Von diesen Daten ist der LHC allerdings aus technischen- und Sicherheitsgründen noch entfernt. Zur Zeit läuft er nur mit halber Energie und anstatt 2808 befinden sich "nur" maximal 25 Bunches pro Strahl in der Maschine. Den aktuellen Status kann man jederzeit und von überall her auf der "LHC Page 1" (siehe Link rechts) verfolgen. Es folgen einige Screenshots, die eine Art "Walkthrough" für das Verstehen des Status-Displays sein sollen. Ich zeige beispielhaft die Operation des LHC in der Nacht vom 29.07. auf den 30.07.. In dieser Zeit gab es Protonen in der Maschine, die wirklich Kollisionen für die Experimente liefern sollten (und nicht zum Beispiel für Messungen und Entwicklung des Beschleunigers gedacht waren).
Wir arbeiten uns durch das Bild von oben nach unten: Die obere Zeile gibt die Nummer des Fills  in der Maschine (für Referenzzwecke), die aktuelle Energie des Teilchenstrahls (in diesem Moment 1,962 TeV) und die/das aktuelle Zeit/Datum. Das blaue "Band" darunter gibt Auskunft über die aktuelle Einstellung der Maschine. "Proton Physics" heißt, dass der jetzige Fill für die Experimente gedacht ist und Daten liefern soll. Eine andere Einstellungen ist zum Beispiel "Machine Development" - in dieser Einstellung wird der Strahl nur verwendet, um Messungen durchzuführen oder neue Einstellungen auszuprobieren. Der Zusatz "Ramp" bedeutet, dass zur Zeit, langsam, die Strahlenergie erhöht wird.
Der Graph darunter fasst drei Werte zusammen: Blau ist die Anzahl der Protonen im ersten Strahl, Rot die Anzahl der Protonen im zweiten Strahl und schwarz die Energie der Teilchenstrahlen - jeweils aufgetragen gegen die aktuelle Uhrzeit. Um 20:45 sieht man, wie damit begonnen wird, Protonen in die Maschine einzuleiten. Die "großen" Stufen sind dabei jeweils 4 Bunches zu 90 Milliarden Protonen, die "kleinen" Stufen sind ein Bunch zu 90 Milliarden Protonen. Insgesamt sind dann um kurz nach 21:00 die 25 Bunches pro Strahl in der Maschine. Es folgen einige Minuten kleinerer Messungen und Korrekturen am Strahl. Um 21:15 wurde dann damit begonnen, die Strahlenergie anzuheben - von 450 GeV am Anfang bis zu den 1962 GeV zum Zeitpunkt der Aufnahme.

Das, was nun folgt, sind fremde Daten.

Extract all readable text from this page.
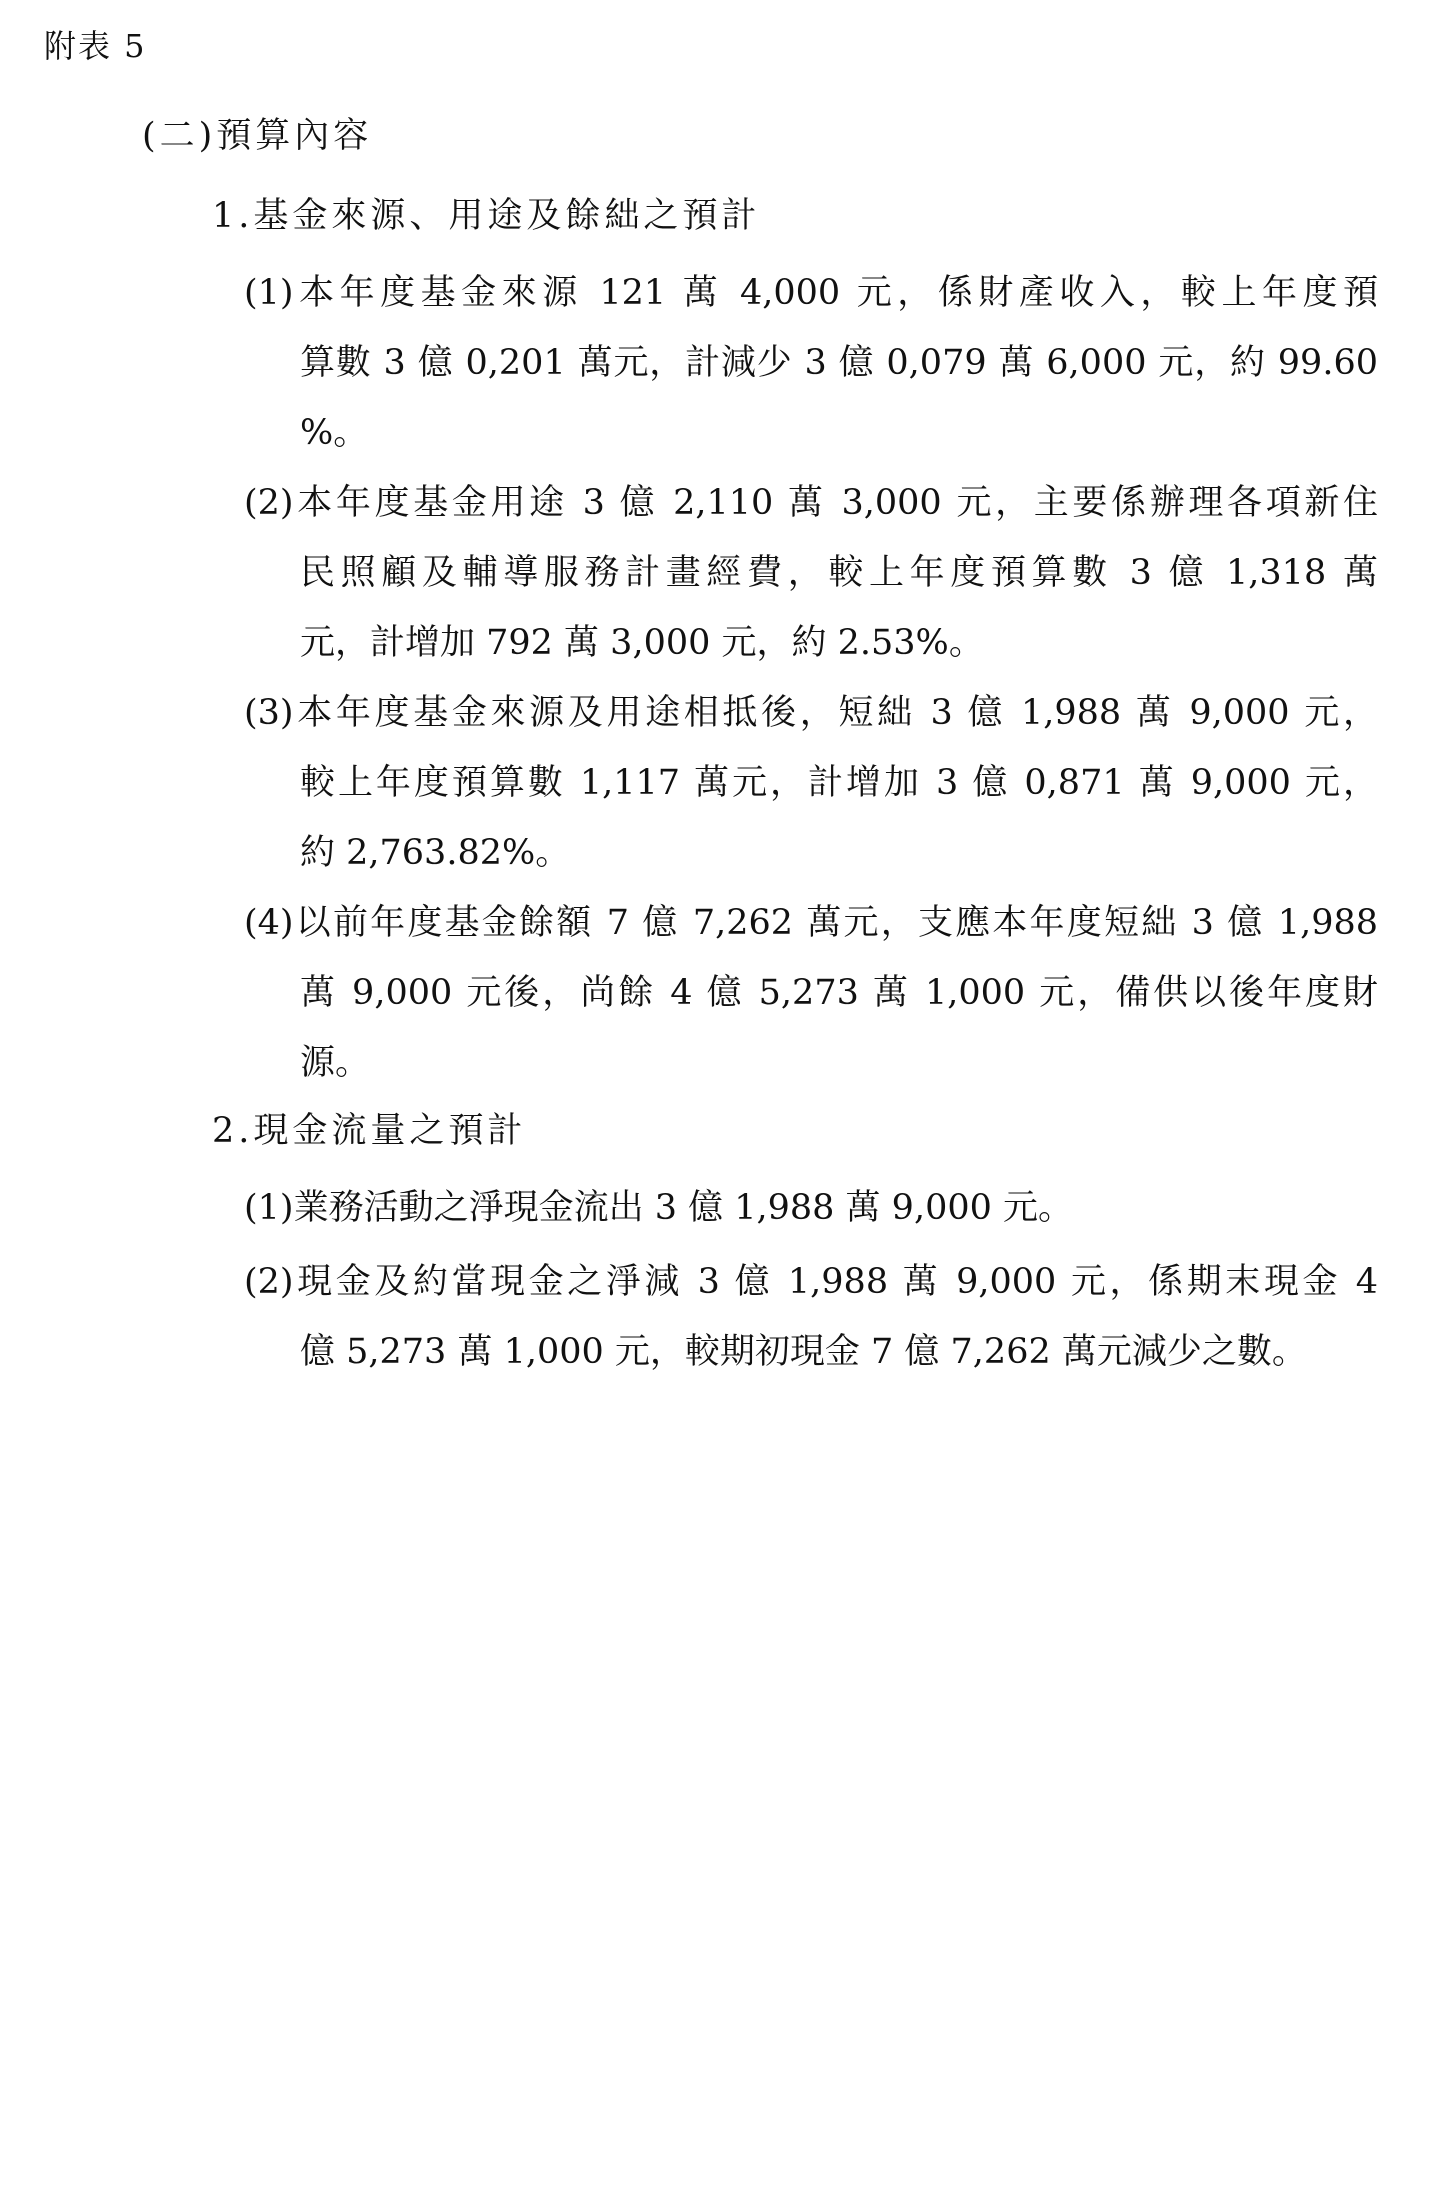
附表 5
(二)預算內容
1.基金來源、用途及餘絀之預計
(1)本年度基金來源 121 萬 4,000 元，係財產收入，較上年度預
算數 3 億 0,201 萬元，計減少 3 億 0,079 萬 6,000 元，約 99.60
%。
(2)本年度基金用途 3 億 2,110 萬 3,000 元，主要係辦理各項新住
民照顧及輔導服務計畫經費，較上年度預算數 3 億 1,318 萬
元，計增加 792 萬 3,000 元，約 2.53%。
(3)本年度基金來源及用途相抵後，短絀 3 億 1,988 萬 9,000 元，
較上年度預算數 1,117 萬元，計增加 3 億 0,871 萬 9,000 元，
約 2,763.82%。
(4)以前年度基金餘額 7 億 7,262 萬元，支應本年度短絀 3 億 1,988
萬 9,000 元後，尚餘 4 億 5,273 萬 1,000 元，備供以後年度財
源。
2.現金流量之預計
(1)業務活動之淨現金流出 3 億 1,988 萬 9,000 元。
(2)現金及約當現金之淨減 3 億 1,988 萬 9,000 元，係期末現金 4
億 5,273 萬 1,000 元，較期初現金 7 億 7,262 萬元減少之數。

Links unten finden sich Kommentare von den verantwortlichen Personen aus dem CERN Control Center - beispielsweise als Informationen für die Experimente. Hier gibt es drei Hinweise: Der erste gibt an, dass die Strahlenergie gerade erhöht wird, der zweite gibt an, wie die Maschine mit Bunches gefüllt wurde (25 Bunches pro Beam, 16 davon kollidieren an den Kollisionspunkten 1/5, 16 in Punkt 2 und 16 in Punkt 8 - an diesen Punkten sitzen die Experimente). Der dritte Hinweis ist für die Experimente. Da nur 25 von 2808 Bunches in der Maschine sind, gibt es Informationen darüber, wo die Bunches in der Maschine zu finden sind und an welchen Zeiten die Experimente mit Kollisionen rechnen können.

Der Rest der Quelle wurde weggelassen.